In poche battute Landolfi sa sviluppare narrazioni perfettamente compiute e significative. Qui l'incubo che affiora (il ritorno del padre dispotico) prende le fattezze mostruose di un orribile insetto, così come avveniva nel celebre racconto kafkiano La metamorfosi (1915). La situazione generale si spiega alla luce del rapporto conflittuale che unì Kafka al genitore, come emerge dalla celebre Lettera al padre (1919). Landolfi riflette su tutto ciò, dandone una sua personalissima interpretazione.

Temi: la trasfigurazione fantastica della realtà, l'incubo che affiora, l'insanabile conflitto padre-figlio.
Anno: 1942.

Analisi del testo
Per comprendere il racconto di Landolfi dobbiamo tenere presenti due testi di Kafka: la Lettera al padre a La metamorfosi. Dalla lettera apprendiamo che il padre di Kafka, Hermann, fu un vero e proprio despota: ex soldato, corpulento e autoritario, depositario agli occhi del figlio di ogni verità, cercò di fare del ragazzo un carattere forte, senza intuire la delicata sensibilità e la vocazione del figlio per la riflessione e la lettura. Ritroviamo in parte questi elementi anche nel celebre racconto kafkiano La metamorfosi, dove il padre reagisce con insofferenza e prepotenza all'improvvisa trasformazione in insetto del figlio Gregor: gli scaglia contro una mela, che lo ferisce gravemente, e con rabbia lo insegue nella stanza.
Ma nel racconto di Landolfi, le parti misteriosamente si sono invertite: adesso è il padre a essersi trasformato in un mostruoso insetto; tuttavia, nonostante la trasformazione, sembra ancora minacciare il figlio, come in passato. Che diamine ho fatto ancora? si chiede Kafka, davanti a quella grossa testa di ragno con gli occhi iniettati di sangue per la rabbia. Il ricordo va irresistibilmente alle scenate che, senza un chiaro motivo, il padre soleva fargli, e che sono ritratte nella Lettera al padre.
Poi però il padre ragno si volge indietro e scompare: Landolfi cita direttamente una scena della Metamorfosi, nella quale Gregor, il figlio insetto, cerca di placare la rabbia paterna scomparendo nella sua stanza e cercando di causare il minor fastidio possibile alla famiglia. Uscirà dalla sua stanza tana solo dopo parecchio tempo: come Gregor, anch'egli mostra un'aria implorante, quasi a chiedere perdono e amore al figliuolo. Ma il Kafka del racconto di Landolfi lo uccide senza pietà, inseguendolo con rabbia, precisamente come accadeva, a parti invertite, nella Metamorfosi.
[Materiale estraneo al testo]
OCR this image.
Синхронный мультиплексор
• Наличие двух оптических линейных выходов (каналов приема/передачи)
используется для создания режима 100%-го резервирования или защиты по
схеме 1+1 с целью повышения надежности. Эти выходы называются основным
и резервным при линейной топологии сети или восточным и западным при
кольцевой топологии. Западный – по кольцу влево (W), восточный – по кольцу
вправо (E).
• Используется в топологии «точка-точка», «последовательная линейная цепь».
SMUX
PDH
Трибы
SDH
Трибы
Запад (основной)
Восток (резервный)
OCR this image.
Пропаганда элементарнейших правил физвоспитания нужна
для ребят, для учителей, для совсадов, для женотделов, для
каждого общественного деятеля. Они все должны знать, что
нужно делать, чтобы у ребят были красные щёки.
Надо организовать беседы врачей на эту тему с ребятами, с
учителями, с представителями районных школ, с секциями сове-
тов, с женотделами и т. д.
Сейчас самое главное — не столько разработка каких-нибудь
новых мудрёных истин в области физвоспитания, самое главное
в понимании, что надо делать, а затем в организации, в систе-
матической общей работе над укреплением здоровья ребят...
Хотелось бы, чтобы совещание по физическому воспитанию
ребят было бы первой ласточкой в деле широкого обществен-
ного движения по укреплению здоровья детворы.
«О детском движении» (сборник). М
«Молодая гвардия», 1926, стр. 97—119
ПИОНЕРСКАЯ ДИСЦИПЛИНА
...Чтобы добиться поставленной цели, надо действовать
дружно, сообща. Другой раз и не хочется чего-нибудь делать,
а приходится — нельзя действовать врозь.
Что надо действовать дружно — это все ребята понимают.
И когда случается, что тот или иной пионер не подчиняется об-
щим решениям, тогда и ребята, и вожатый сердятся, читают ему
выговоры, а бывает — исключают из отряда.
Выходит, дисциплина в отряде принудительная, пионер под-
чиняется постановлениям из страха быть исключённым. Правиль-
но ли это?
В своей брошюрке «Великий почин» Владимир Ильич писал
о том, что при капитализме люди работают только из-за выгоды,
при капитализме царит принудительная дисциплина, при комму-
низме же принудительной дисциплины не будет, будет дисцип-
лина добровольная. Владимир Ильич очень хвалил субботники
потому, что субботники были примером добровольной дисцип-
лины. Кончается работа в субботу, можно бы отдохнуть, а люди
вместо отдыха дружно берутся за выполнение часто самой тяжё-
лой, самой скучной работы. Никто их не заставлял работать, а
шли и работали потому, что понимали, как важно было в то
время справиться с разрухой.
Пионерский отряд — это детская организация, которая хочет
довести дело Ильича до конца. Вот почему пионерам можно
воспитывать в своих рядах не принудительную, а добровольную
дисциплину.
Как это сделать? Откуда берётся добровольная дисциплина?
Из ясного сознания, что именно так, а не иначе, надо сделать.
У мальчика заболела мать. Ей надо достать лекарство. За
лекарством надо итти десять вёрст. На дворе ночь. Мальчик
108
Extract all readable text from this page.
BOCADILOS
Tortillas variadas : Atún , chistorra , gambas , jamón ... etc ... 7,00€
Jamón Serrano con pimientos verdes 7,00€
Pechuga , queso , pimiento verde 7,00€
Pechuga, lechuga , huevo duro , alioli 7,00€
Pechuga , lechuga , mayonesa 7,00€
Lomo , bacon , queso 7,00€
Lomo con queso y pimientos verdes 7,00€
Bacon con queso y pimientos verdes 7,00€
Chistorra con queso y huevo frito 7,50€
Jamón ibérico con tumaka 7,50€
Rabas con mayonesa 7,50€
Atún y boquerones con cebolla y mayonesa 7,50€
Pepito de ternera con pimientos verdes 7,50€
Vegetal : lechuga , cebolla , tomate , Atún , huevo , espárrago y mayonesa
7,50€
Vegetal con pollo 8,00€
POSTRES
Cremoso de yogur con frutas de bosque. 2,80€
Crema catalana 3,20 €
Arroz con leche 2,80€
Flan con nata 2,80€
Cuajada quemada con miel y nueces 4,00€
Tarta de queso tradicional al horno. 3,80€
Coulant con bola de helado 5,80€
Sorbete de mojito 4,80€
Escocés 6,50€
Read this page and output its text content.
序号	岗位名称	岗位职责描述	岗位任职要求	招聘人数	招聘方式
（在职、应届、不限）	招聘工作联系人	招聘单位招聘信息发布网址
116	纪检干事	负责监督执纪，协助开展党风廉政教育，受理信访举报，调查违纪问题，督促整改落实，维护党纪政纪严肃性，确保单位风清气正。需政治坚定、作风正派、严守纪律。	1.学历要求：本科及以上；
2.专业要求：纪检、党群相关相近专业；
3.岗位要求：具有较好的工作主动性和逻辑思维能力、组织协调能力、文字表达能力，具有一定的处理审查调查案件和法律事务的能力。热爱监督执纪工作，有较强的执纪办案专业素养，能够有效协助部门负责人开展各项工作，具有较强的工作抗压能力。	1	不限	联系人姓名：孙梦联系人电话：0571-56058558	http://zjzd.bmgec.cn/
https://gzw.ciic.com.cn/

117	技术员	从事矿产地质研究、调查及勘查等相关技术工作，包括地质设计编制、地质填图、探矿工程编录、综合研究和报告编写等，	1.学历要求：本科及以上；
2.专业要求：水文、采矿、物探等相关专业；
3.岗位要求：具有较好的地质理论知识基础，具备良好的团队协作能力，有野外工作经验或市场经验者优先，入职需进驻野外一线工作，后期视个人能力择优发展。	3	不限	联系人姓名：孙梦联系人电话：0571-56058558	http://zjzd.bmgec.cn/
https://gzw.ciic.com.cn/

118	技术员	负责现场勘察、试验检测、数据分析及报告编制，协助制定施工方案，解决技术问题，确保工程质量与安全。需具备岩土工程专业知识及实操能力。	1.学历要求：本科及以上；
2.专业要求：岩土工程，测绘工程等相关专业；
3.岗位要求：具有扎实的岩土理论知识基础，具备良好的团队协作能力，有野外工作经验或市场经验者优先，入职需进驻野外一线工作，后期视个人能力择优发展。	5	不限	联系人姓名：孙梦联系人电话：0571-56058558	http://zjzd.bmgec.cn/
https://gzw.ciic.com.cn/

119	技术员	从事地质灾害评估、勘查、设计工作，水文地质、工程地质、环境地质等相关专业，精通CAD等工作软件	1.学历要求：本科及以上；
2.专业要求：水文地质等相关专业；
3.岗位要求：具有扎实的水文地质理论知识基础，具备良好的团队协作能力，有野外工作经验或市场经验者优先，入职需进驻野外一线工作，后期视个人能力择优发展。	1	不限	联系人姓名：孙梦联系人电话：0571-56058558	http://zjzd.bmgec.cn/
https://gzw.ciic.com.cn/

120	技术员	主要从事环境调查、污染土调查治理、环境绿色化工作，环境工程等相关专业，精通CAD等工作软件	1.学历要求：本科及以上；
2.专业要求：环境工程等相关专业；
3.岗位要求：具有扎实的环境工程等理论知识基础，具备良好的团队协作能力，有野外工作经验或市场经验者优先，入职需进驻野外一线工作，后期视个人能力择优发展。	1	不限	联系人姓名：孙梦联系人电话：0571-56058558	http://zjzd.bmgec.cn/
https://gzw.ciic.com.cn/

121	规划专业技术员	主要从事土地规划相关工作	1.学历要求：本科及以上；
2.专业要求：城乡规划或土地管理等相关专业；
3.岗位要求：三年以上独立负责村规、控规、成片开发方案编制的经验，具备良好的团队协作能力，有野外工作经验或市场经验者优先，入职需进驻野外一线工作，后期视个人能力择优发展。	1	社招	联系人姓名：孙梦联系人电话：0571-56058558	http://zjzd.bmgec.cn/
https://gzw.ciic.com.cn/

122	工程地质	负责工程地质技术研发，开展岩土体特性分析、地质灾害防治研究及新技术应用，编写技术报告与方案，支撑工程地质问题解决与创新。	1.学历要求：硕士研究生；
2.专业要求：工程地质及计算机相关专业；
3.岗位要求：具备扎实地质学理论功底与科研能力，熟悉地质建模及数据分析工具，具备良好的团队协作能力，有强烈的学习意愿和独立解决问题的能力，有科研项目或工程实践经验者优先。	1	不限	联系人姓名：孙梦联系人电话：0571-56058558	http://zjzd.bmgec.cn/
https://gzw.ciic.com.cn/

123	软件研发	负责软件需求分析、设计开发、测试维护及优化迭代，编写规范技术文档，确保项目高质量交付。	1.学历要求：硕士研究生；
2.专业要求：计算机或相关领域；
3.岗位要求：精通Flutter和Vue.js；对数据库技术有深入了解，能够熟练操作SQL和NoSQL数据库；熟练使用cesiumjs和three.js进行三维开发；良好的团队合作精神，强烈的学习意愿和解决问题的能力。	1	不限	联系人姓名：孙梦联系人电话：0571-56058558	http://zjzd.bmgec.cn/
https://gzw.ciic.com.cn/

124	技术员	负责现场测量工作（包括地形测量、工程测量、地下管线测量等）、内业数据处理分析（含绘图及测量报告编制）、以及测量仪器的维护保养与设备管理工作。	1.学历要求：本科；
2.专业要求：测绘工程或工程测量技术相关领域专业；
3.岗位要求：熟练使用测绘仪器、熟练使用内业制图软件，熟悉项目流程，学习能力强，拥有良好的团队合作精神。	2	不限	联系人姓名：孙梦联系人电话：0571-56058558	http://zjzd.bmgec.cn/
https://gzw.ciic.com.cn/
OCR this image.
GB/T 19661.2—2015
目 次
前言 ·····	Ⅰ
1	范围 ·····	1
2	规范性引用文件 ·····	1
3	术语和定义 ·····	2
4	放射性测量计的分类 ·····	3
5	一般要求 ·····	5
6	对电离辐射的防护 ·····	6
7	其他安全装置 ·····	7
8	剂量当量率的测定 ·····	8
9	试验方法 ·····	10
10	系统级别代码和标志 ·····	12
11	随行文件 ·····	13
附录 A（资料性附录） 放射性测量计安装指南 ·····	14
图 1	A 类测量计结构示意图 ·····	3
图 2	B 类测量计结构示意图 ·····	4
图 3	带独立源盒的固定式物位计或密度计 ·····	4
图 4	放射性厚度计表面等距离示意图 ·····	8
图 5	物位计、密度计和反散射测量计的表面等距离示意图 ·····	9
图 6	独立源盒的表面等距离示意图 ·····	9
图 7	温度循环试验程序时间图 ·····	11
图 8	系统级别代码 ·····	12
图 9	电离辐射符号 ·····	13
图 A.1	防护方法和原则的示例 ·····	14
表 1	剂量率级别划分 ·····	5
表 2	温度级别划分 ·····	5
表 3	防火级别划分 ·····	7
In tal modo il racconto di Kafka viene completamente rovesciato:
  • nella Metamorfosi Kafka aveva attribuito a se stesso i caratteri di un insetto inutile e noioso, gli stessi aspetti che suo padre attribuiva a lui;
  • qui invece il mostro è il padre: come a dire che è il figlio ad averlo ridotto così, con la sua avversione (esplicitata nella Lettura al padre) verso quella figura paterna.
A nulla varrà l'uccisione, sul finale, del ragno spaventoso: infatti, Kafka credeva d'essersene liberato per sempre, ma si sbagliava, perché tanti altri ragni (cioè conflitti inconsci e sensi di colpa) rimanevano nel vecchio maniero: sono altrettante incarnazioni dei suoi incubi e forse anche dei sui rimorsi di figlio poco affettuoso.
Ritroviamo nel racconto due aspetti tipici di Landolfi:
  • il gusto per la citazione e per il gioco letterario (nel richiamo a Kafka e ai suoi testi);
  • la disposizione alla stravaganza, a un mostruoso che si svolge in uno spazio domestico, ma che non per questo risulta meno inquietante. Parole e situazioni comuni si accendono come in un incubo, tanto più angoscioso, perché rivestito di apparente normalità.